The frangible flapper system 200 may include a hydraulic port 155 through the wellbore tubular 300 that may be used to provide back pressure to the lower piston 150. The lower end 151 of the lower piston 150 may be adapted to contact the closed flapper valve 100 along its thin outer edge. The outer wall 305 of the frangible flapper system 200 may include a recess 195 into which a secondary locking dog 190 located on the lower piston 150 may expand. The secondary locking dog 190 may be used to prevent further movement of the lower piston 150 after breaking the flapper valve 100.
The piston 250 is selectively connected to the wellbore tubular 300 by a shearable device 23, such as a shear pin.
The outer wall 305 of the frangible flapper system 200 may include a secondary locking dog 290 to prevent movement of the piston 250 after breaking the flapper valve 100. The secondary locking dog 290 remains retracted by the piston 250 while the piston 250 travels down the wellbore tubular 300 to break the flapper valve 100. After breaking the flapper valve 100, the piston 250 continues to travel down the wellbore tubular 300 until the secondary locking dog 290 extends into a recessed area 295 of the piston preventing further movement of the piston 250 within the wellbore tubular 300.
The frangible flapper valve system 200 includes an upper piston 160 selectively connected to the lower piston 150 by a shearable device 22, such as a shear pin. The upper piston 160 is movable from a first position to a second position within the wellbore tubular 300. In the first position, the upper piston 160 is held in place within the tubular 300 by a shearable device 21. While the upper piston 160 is in the lower position, the lower end 151 of the lower piston 150 holds the flapper valve 100 open within the tubular 300. The flapper valve 100 may include a tab 105 that engages the lower end of the lower piston 150.
A locking dog 380 may be connected to the upper piston 160 as shown in
Once it is no longer necessary to hydraulically isolate a portion of the wellbore tubular 300, the pressure within the tubular 300 is increased to a predetermined amount necessary to shear the shearable device 22 releasing the lower piston 150 from the upper piston 160 within the wellbore tubular 300. The shearable device 22 is designed to release the lower piston 150 at a predetermined amount of pressure.
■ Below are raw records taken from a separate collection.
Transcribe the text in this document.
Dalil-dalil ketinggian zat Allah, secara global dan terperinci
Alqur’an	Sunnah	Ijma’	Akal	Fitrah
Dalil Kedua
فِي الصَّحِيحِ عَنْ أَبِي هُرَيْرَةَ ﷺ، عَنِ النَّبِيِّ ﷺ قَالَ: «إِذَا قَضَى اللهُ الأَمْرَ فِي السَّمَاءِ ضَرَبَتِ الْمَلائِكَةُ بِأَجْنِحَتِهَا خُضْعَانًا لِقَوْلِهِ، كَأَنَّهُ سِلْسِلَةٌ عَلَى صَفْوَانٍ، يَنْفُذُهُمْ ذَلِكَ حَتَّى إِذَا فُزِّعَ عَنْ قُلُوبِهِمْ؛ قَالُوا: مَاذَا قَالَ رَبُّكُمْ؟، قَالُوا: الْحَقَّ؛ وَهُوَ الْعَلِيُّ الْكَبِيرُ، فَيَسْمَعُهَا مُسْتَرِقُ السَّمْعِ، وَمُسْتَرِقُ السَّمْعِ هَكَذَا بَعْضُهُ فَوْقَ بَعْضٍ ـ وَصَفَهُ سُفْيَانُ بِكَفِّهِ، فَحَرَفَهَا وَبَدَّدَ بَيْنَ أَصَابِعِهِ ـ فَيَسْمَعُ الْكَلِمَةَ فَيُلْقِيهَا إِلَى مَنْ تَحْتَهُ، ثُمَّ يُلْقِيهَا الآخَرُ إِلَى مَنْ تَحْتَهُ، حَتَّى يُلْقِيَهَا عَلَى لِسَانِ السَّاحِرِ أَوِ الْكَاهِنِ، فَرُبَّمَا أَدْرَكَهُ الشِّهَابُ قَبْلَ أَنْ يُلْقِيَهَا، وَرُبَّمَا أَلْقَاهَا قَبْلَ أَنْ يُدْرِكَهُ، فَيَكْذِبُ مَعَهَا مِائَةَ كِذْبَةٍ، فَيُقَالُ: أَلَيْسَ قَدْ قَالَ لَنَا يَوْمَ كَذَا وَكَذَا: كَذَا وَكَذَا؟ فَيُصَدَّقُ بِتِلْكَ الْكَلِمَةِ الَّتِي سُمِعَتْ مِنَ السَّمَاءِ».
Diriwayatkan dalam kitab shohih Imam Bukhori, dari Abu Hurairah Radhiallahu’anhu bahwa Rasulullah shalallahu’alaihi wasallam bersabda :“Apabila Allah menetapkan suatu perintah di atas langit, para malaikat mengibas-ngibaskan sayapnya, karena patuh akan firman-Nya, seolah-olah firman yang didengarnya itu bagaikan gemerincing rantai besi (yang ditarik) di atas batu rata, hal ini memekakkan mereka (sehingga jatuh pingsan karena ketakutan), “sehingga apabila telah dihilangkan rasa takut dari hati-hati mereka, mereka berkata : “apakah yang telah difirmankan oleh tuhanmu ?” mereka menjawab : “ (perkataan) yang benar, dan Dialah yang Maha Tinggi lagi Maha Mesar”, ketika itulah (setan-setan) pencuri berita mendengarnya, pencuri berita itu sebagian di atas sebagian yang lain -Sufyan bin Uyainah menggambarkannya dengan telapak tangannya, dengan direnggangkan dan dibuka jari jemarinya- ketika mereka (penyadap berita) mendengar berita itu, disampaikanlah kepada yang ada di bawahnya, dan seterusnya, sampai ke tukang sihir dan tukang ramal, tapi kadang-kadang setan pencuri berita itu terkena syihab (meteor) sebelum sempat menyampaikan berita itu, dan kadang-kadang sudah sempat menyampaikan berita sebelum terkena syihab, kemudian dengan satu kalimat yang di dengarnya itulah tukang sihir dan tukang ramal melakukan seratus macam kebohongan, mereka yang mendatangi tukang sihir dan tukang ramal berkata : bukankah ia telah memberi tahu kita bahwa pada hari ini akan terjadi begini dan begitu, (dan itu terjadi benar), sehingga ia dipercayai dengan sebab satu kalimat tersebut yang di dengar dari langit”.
After the release of the lower piston 150, the pressure within the wellbore tubular 300 drives the lower piston 150 down the wellbore tubular 300 and into the closed flapper valve 100. The outer wall 305 of the frangible flapper system 200 may include a recess 395 into which a snap ring 390 located on the lower piston 150 may expand. The snap ring 390 may be used to prevent further movement of the lower piston 150 after breaking the flapper valve 100.
Although various embodiments have been shown and described, the invention is not so limited and will be understood to include all such modifications and variations as would be apparent to one skilled in the art.